In other words, I was a sitting duck for bullies to take free shots at me.
I’d been taking this for years. But this particular morning was the closest I’d ever come to snapping.
Two future felons of America started yakking about me. I ignored them (or rather, pretended not to hear them) until one of them turned his aim directly at me.
The ringleader asked me “Yo, what size bra you wear?” He turns to his accomplice and they start laughing uproariously.
I had been putting up with his abuse all year. For the life of me, I don’t know what caused me to do this. It was the closest I’d ever come before or since to being in a fist fight.
I got in his face. “What was that?” I yelled with everything I had.
Ren and Stimpy (no insult intended to the beloved cartoon from the 90s) just started laughing harder. Common sense prevailed and I sat down.

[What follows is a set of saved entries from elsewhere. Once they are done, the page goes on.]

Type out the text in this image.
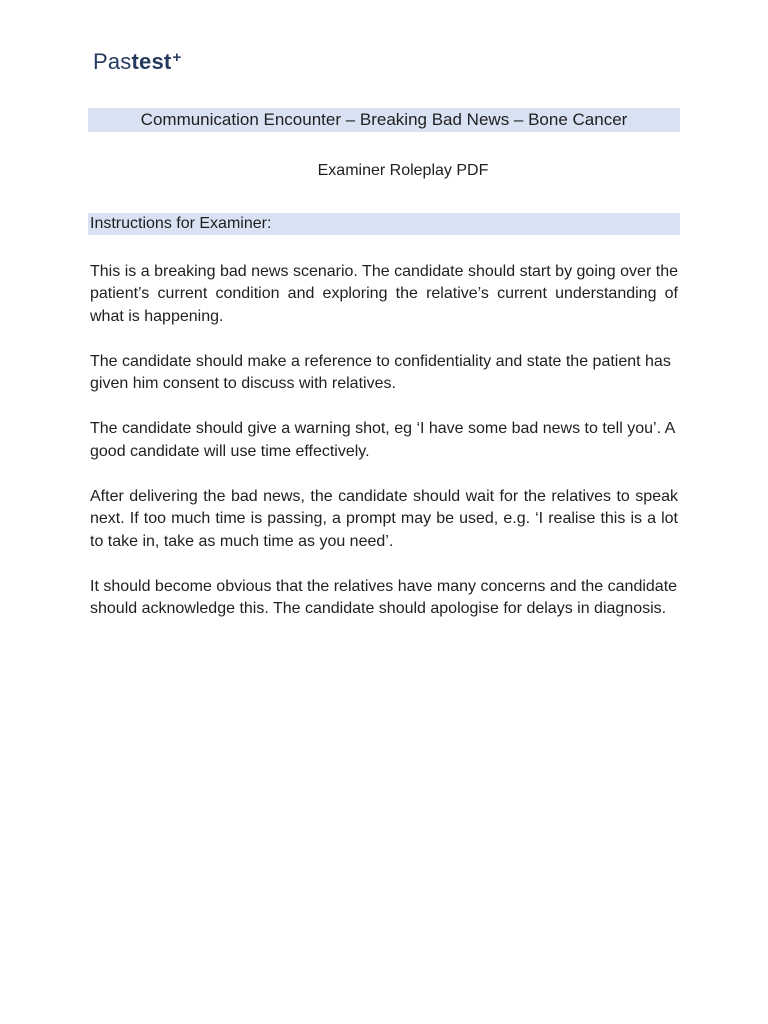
Pastest+
Communication Encounter – Breaking Bad News – Bone Cancer
Examiner Roleplay PDF
Instructions for Examiner:

This is a breaking bad news scenario. The candidate should start by going over the patient’s current condition and exploring the relative’s current understanding of what is happening.

The candidate should make a reference to confidentiality and state the patient has given him consent to discuss with relatives.

The candidate should give a warning shot, eg ‘I have some bad news to tell you’. A good candidate will use time effectively.

After delivering the bad news, the candidate should wait for the relatives to speak next. If too much time is passing, a prompt may be used, e.g. ‘I realise this is a lot to take in, take as much time as you need’.

It should become obvious that the relatives have many concerns and the candidate should acknowledge this. The candidate should apologise for delays in diagnosis.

I’m a highly-intelligent grown man with reason, logic, and altitude. I get it; their words didn’t kill me. They only made me stronger. They helped me to develop the sharp wit and sense of humor which is a great deal of pride for me.
This, I say as present-day me. 13-year-old me didn’t have that perspective.
Bullying is a severe problem in this world. It’s dangerous. It’s ugly and it is literally killing people.
To me, the most disturbing aspect of the bullying epidemic is this: the victims are becoming statistics. Look at people who pull off school shootings. Many times they’re bullying victims. People who are bullied regularly commit suicide in high numbers.
But for every bullying-related story that gets publicity, there are thousands that go unreported.
October is bullying prevention month. The question I have is why are these 31 days different than the other 334? We must do better. We must expect more out of each other to put a stop to bullying.
Parents, be on the lookout for these signs in your children:
- Are your kids withdrawn?
- Do they have healthy self-esteem?
- Do they have supportive friends?
- Do your kids dread or fear going to school?
These are just a few of many things you can look out for. And I’m not saying these things point to a bullied kid for sure, but they could.
Also, please teach your children to be on the lookout if they believe a classmate is being bullied.
- Teach your kids to tell a grown up if they suspect something is going on.
- Teach them that bullying can’t be tolerated or accepted.
As always, you can reach out to me on my website: team-ryan.team. Follow me on twitter at twitter.com/ryanhallwrites. Or shoot me an email at [email protected].
Make no mistake, I’m not talking about good-natured ribbing. Tearing down another person just because you can – that’s bullying.
In a time when we expect less and less from each other, we should expect more and more. It takes each and every one of us to put a stop to this.
There is no place in a civilized society for a bully.